3. JK Rowling, author of the popular Harry Potter series, is suing a fan for copyright infringement because he has attempted to publish an encyclopedia of the fictive world evoked by the novels. In court the plaintiff, Rowling, and the defendant, described as a mousy librarian, break down and sob uncontrollably while giving testimony. The former claims that the encyclopedia represents the theft of her ideas, whereas, the latter claims that the work represents his own labour of love and is a creative arrangement of objects found in the imaginary world of Hogswarts Academy.
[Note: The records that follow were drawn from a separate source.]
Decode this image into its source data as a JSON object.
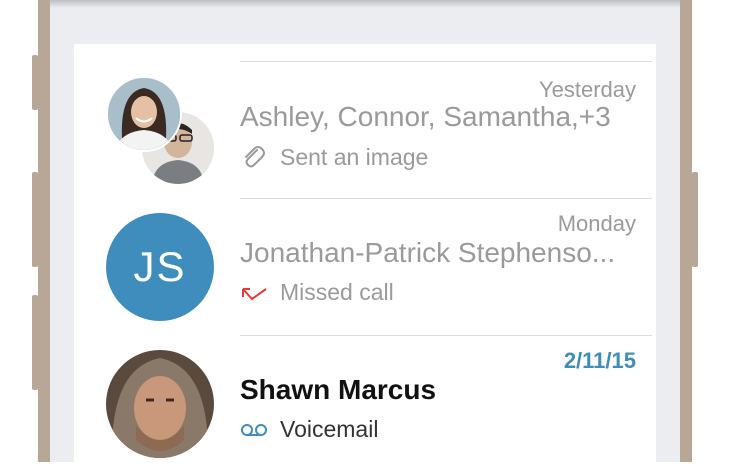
{
  "colors": {
    "accent": "#3f8dbd",
    "muted_text": "#9a9a9a",
    "missed_call": "#e53935",
    "frame": "#b8a797"
  },
  "conversations": [
    {
      "date": "Yesterday",
      "name": "Ashley, Connor, Samantha,+3",
      "preview": "Sent an image",
      "icon": "paperclip-icon",
      "avatar": "group-avatar"
    },
    {
      "date": "Monday",
      "name": "Jonathan-Patrick Stephenso...",
      "initials": "JS",
      "preview": "Missed call",
      "icon": "missed-call-icon",
      "avatar": "initials-avatar"
    },
    {
      "date": "2/11/15",
      "name": "Shawn Marcus",
      "preview": "Voicemail",
      "icon": "voicemail-icon",
      "avatar": "photo-avatar",
      "unread": true
    }
  ]
}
4. Conservative Hindu organizations in the United States and India are deeply offended by the light treatment South Asian spirituality receives in an upcoming Mike Meyers comedy, The Love Guru. The film’s plot revolves around a swami who travels to the United States to break into the thriving New Age-y self help market using techniques he has trademarked - GURU™ (Gee, yoU aRe yoU). And...

5. Three residents of the island of Lesbos have filed suit against a non-profit homosexual rights group in Greece for the misuse of the term “lesbian”. One plaintiff is especially upset that his sister cannot, in his estimation, respectably call herself a Lesbian.
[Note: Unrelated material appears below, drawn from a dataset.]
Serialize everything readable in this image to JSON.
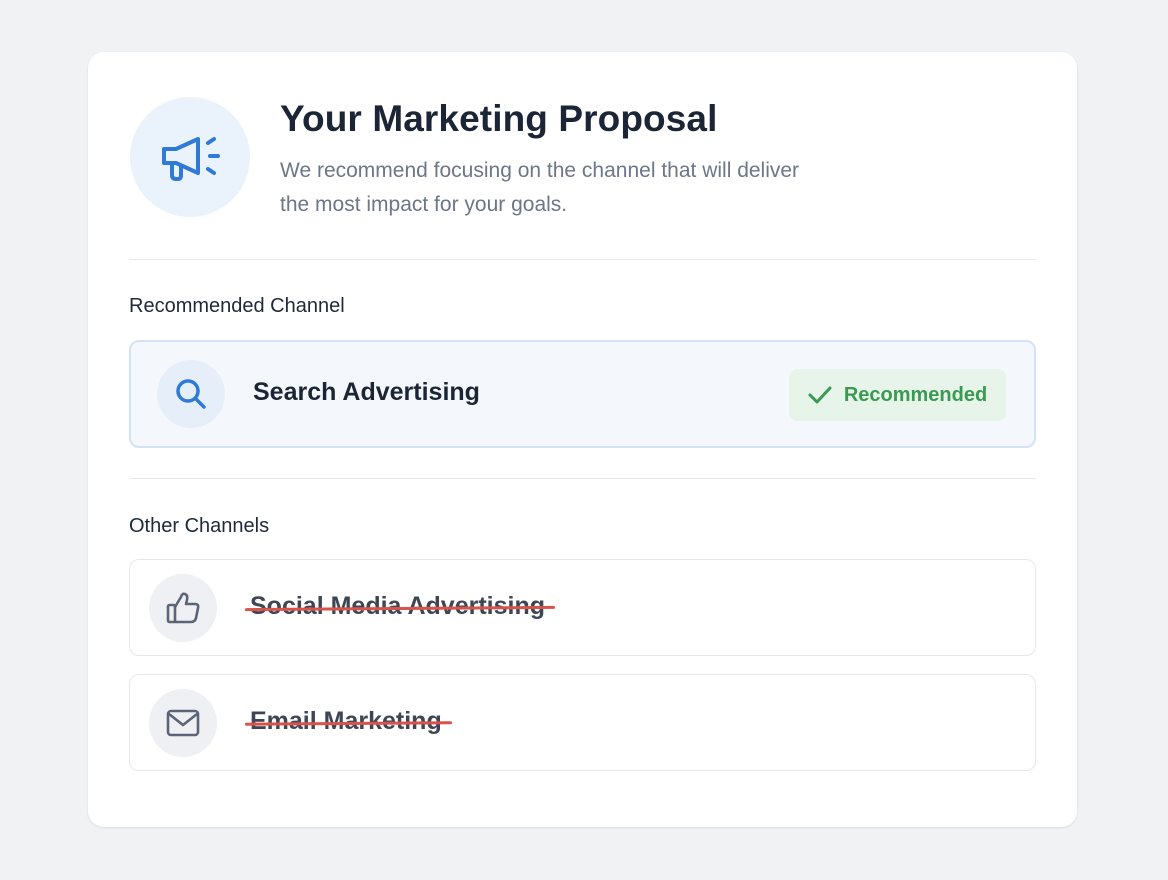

While each of these stories, at least in my mind, may cause the reader to stop and laugh, I believe that the apparent absurdity springs from the ethical disjunctures, or double binds, that these situations provoke. Thus, while it appears ridiculous to argue over whether or not putting a name on the butt of sweatpants is creative, I must admit that this is a recognisable fashion statement nearly as ubiquitous as plastic surgery in Orange County where I presently reside. On a more serious note, however, are the latter examples in my list, specifically the fourth and fifth incidents. These examples evoke an essence that, at some level, subverts mainstream liberal discourse on cultural patrimony and traditional knowledge. These ‘mainstream’ arguments tend, out of respect for the origin culture, to favour the collective’s right to determine the use and public circulation of traditional practices and objects that they claim as their own.

In contrast, in the Love Guru controversy and the Lesbos dispute, I understand the absurdity as springing from the unsupportable acts of the origin communities in question. In both situations, the cultural object that has come into international circulation, South Asian spirituality and the name of the culture and it’s geographic homeland, is the subject of a dispute in which I would distinctly argue against the position of the origin community. Thus, while the Love Guru’s lampooning of South Asian spirituality seem in bad taste, I come out in favour of Mike Meyer’s. In this situation I automatically assume the right to free speech prevails, despite feeling that such mockery often reinforces long-term, post-colonial patterns of subtle violence. Secondly, in terms of the Lesbos dispute, I unequivocally support the right of the gay and lesbian people to use the term freely. However, in contrast to this, my own long-term research on the commodification of South Asian medical systems, I do find that the Indian state does have some standing to argue against the widespread misuse, including trademarking, of Sanskrit terms. Thus, I cannot say why I feel one government has the right to request specific linguistic terms be used in a certain manner and that another cannot. In the end, it seems that one rule will not provide adequate solutions – I must simply take the easy way out and say that the world is more complicated than that.